Last Updated on Tuesday, 13 October, 2020 at 2:17 pm by Andre Camilleri
Compared to last year, total remuneration in Malta increased by 2.8 percent, driven mainly by sectors that have steadily kept up the demand for employees, particularly those least affected by the pandemic or those affected positively.
These increases in remuneration highlight the value attached to such positions in the light of sustained demand for highly competent and professional individuals, which though executed more cautiously, has not abated during these past twelve months. The largest increase was registered in IT-related jobs, up by six percent and twice the rate observed in the Legal and Compliance sector, which reported the second highest increase.
This year’s edition of Salaries and Benefits Report by Misco, which is the 35th in the series, finds that companies are increasingly moving towards performance-based bonuses. While the fixed component in salaries has generally remained stable this year, variable remuneration based on results has tended to increase.
“The impact of the economic fallout on the labour market has been dampened by a mix of factors,” explained Misco Director Lawrence Zammit. “While GDP fell by more than 16 percent in the second quarter this year, the impact on the labour market has been mitigated as a combined result of the Covid-19 Wage Supplement scheme, departing expats, and a shortage of skills in specific sectors. How matters will develop in the coming months is still uncertain as there is as yet no definite pattern which is emerging.”

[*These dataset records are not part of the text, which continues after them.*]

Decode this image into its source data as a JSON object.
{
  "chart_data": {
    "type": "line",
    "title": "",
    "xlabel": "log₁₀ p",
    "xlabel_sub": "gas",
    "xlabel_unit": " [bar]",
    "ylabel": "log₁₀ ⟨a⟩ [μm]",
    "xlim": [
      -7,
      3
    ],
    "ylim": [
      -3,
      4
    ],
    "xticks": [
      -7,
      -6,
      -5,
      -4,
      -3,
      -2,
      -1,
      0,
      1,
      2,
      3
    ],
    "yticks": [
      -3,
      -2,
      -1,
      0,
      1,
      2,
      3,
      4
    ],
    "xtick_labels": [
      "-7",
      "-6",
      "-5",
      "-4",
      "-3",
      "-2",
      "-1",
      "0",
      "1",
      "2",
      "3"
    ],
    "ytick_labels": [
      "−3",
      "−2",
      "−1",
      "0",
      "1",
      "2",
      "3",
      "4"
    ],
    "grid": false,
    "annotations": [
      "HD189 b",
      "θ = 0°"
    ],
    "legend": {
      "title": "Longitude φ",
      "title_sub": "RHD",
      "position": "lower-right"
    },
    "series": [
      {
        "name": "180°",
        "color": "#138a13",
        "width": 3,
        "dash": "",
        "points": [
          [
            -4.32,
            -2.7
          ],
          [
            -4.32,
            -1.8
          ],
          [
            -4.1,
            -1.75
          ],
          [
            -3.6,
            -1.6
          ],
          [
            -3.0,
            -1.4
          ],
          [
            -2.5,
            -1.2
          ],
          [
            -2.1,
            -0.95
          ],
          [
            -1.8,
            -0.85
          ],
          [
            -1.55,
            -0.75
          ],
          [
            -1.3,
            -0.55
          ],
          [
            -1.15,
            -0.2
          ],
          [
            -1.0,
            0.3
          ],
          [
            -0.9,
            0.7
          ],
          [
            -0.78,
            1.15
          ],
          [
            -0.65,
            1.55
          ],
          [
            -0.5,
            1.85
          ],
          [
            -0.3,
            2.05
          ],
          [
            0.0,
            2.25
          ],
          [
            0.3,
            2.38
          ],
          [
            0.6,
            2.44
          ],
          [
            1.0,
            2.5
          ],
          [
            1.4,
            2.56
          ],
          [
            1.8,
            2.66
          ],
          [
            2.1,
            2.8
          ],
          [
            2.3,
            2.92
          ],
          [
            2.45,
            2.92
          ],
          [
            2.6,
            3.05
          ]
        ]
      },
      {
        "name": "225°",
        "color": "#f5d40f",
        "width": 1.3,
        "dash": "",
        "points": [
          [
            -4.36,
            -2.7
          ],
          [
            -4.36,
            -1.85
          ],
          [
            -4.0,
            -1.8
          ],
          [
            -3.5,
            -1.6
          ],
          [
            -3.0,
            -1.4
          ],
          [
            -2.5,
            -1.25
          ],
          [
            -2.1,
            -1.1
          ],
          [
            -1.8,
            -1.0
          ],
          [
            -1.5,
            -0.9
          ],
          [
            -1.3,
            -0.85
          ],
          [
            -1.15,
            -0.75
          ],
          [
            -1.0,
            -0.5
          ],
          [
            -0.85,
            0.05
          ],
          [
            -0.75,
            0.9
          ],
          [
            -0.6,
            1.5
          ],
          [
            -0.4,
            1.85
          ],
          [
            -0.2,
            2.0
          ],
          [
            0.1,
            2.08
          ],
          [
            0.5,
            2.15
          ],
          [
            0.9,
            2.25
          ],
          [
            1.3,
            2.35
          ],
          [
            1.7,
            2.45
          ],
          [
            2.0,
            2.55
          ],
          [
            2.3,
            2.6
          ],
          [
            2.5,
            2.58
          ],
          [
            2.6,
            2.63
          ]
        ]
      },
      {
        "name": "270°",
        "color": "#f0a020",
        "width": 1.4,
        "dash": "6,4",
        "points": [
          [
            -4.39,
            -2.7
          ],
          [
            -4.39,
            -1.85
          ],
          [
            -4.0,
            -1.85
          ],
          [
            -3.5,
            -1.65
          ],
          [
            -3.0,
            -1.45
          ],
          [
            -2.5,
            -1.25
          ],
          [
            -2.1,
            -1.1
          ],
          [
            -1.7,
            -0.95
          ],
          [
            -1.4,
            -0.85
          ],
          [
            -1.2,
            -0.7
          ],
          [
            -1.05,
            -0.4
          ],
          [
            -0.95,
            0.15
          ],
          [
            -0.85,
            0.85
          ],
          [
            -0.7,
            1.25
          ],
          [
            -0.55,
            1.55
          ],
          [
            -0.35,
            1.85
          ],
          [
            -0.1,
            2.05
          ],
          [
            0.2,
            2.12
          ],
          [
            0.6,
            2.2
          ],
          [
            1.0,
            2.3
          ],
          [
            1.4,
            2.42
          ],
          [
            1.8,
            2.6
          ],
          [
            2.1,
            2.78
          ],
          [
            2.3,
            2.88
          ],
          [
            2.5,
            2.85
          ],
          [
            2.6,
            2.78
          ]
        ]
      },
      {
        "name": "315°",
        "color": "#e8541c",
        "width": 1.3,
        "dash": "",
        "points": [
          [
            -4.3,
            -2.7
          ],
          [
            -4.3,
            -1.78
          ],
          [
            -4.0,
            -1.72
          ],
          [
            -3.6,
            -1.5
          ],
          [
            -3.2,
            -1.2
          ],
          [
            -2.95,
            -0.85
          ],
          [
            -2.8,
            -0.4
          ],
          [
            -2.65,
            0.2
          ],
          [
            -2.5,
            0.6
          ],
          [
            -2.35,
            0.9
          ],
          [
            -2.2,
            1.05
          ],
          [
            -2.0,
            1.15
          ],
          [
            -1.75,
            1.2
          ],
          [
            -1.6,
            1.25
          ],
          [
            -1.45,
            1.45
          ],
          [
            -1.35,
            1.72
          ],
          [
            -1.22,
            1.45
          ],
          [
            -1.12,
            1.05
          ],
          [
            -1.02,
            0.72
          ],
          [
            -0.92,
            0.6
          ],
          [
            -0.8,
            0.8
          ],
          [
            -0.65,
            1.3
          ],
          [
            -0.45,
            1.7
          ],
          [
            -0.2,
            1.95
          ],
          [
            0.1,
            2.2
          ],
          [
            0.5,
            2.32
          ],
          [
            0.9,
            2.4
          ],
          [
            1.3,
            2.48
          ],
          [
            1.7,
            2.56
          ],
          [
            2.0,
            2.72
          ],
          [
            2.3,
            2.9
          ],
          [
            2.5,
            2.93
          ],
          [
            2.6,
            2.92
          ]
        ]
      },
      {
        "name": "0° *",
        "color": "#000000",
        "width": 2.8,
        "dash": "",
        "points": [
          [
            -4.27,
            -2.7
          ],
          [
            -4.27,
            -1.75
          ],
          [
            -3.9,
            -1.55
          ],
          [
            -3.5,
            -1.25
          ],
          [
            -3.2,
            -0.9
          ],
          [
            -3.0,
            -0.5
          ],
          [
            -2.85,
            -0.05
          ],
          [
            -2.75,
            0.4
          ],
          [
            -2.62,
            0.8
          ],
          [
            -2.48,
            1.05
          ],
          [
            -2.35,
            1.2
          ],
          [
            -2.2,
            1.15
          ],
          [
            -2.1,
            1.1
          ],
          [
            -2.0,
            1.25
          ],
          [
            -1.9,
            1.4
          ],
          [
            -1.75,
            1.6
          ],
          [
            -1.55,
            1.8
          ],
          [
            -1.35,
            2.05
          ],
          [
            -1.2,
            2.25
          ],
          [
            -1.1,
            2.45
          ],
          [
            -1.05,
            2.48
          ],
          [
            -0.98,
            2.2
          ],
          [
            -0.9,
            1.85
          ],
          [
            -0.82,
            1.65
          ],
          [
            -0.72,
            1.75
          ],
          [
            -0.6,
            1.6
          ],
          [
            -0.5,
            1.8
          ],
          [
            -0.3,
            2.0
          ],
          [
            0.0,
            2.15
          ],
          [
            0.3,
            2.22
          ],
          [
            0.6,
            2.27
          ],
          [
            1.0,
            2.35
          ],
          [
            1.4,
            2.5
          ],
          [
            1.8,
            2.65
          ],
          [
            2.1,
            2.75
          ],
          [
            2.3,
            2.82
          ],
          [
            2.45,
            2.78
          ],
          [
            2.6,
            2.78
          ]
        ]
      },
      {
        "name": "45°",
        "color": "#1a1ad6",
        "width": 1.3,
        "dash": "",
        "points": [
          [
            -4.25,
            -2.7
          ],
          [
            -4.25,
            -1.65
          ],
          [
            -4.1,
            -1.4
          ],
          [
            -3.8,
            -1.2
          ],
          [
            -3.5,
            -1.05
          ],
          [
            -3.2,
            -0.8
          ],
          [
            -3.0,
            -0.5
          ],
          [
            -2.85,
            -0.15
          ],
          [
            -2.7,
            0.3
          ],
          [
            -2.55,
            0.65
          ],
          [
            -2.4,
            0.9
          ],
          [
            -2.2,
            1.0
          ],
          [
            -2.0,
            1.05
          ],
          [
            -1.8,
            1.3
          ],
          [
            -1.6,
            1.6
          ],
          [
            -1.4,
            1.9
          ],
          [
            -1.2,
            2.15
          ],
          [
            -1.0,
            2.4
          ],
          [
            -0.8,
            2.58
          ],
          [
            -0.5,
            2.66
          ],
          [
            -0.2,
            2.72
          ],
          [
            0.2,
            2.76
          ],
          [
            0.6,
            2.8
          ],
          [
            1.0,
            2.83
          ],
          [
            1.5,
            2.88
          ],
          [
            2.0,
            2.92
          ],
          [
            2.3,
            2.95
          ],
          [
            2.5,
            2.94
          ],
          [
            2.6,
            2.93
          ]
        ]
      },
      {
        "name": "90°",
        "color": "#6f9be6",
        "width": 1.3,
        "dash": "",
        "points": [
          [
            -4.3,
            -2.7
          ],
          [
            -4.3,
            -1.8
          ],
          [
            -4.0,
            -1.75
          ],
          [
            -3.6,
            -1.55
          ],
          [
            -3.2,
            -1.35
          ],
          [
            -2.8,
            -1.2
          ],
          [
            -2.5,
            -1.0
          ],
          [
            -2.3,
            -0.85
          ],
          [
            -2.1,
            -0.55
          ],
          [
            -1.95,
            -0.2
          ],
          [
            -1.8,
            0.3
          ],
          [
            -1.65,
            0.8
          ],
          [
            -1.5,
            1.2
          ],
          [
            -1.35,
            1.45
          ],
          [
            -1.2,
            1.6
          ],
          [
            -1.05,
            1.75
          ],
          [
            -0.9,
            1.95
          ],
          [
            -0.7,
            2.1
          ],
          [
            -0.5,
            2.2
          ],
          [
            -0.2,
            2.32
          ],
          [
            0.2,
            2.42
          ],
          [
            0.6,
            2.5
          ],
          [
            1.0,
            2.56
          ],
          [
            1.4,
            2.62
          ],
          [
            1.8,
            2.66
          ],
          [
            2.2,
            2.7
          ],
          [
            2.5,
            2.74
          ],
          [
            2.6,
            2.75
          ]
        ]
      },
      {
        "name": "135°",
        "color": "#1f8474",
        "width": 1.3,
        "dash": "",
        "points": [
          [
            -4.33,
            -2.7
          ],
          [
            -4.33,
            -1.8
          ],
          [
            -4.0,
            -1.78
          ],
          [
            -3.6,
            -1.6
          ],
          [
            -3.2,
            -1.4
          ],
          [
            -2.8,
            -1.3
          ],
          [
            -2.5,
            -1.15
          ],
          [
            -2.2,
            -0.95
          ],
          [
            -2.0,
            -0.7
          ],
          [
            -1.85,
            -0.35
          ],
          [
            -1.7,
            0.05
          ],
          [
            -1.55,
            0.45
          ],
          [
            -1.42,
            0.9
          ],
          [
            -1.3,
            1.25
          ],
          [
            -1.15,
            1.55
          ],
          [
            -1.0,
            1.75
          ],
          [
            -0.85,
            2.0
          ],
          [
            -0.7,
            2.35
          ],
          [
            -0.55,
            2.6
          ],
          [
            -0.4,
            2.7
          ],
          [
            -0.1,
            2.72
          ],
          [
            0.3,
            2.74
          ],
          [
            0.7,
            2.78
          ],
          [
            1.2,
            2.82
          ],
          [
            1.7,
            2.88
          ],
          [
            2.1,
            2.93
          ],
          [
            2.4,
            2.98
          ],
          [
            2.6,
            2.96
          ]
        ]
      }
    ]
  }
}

The report notes that, although national publications show that the average compensation per employee has decreased this year, it does not necessarily follow that contracted remuneration packages are dipping. Actual income earned may have been affected by factors, such as shorter working weeks.

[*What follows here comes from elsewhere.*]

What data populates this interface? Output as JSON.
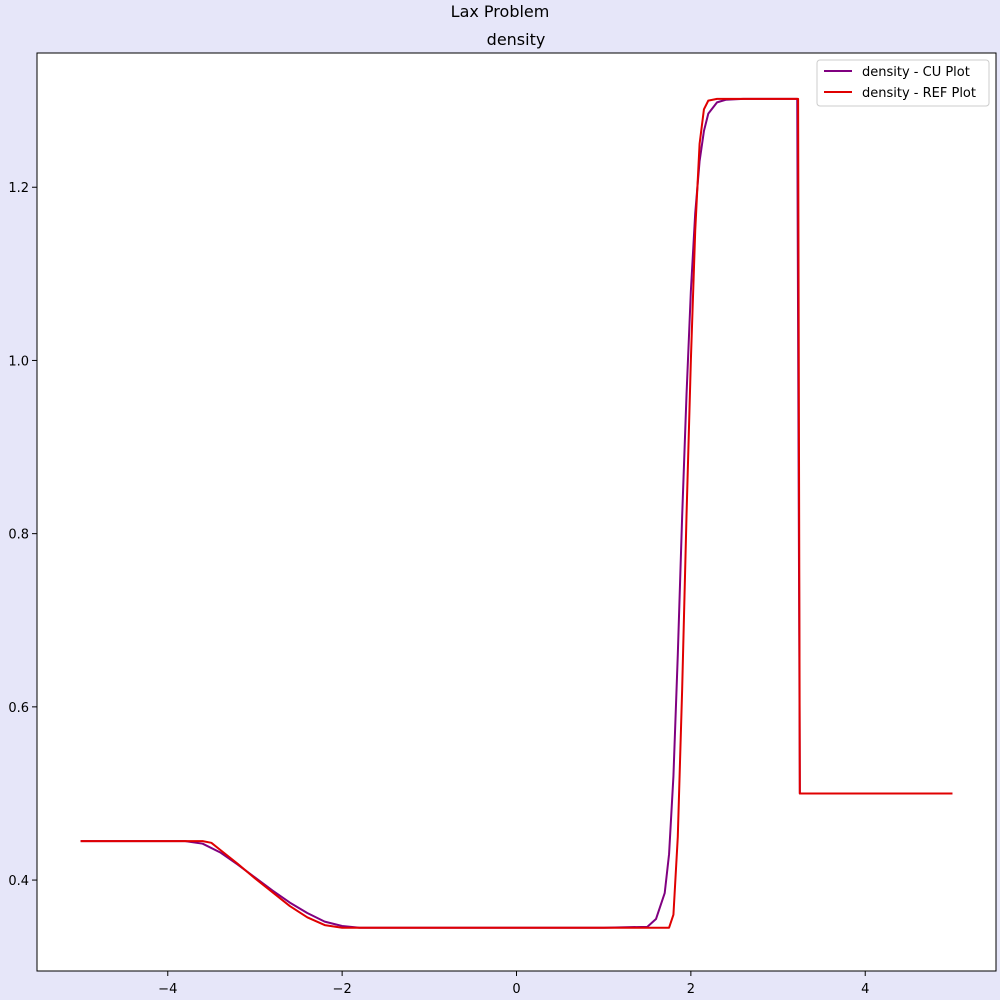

Misco’s Joanne Bondin said that the coronavirus may also have tamed the intensity of employee mobility which we have been experiencing in the past few years. Due to the uncertainty we are facing, employers may have decided to retrain their employees rather than seek to recruit externally and employees may in turn also wish to weather the storm with their present employer.
Apart from providing information on salaries and related benefits, this report also includes a brief analysis of recent developments in Malta’s economy to provide the wider context, as well as the results of the seventh annual Misco Survey on HR Developments in Malta.
“Salary demands remain the major HR challenge for companies, but the current scenario has seen such pressures decrease when compared to past studies,” noted Bondin. ”The current situation is, however, creating new priorities such as reskilling and staff retention of employees with the required skill set and the importance of these elements is set to keep increasing in order for companies to remain competitive.”
The Misco Salaries and Benefits Report is an annual publication that maps out remuneration in the labour market. The 2020-21 edition provides detailed information about more than 120 management, executive, clerical and technical roles in locally owned, foreign-owned and government controlled organisations, covering all sectors in the Maltese economy.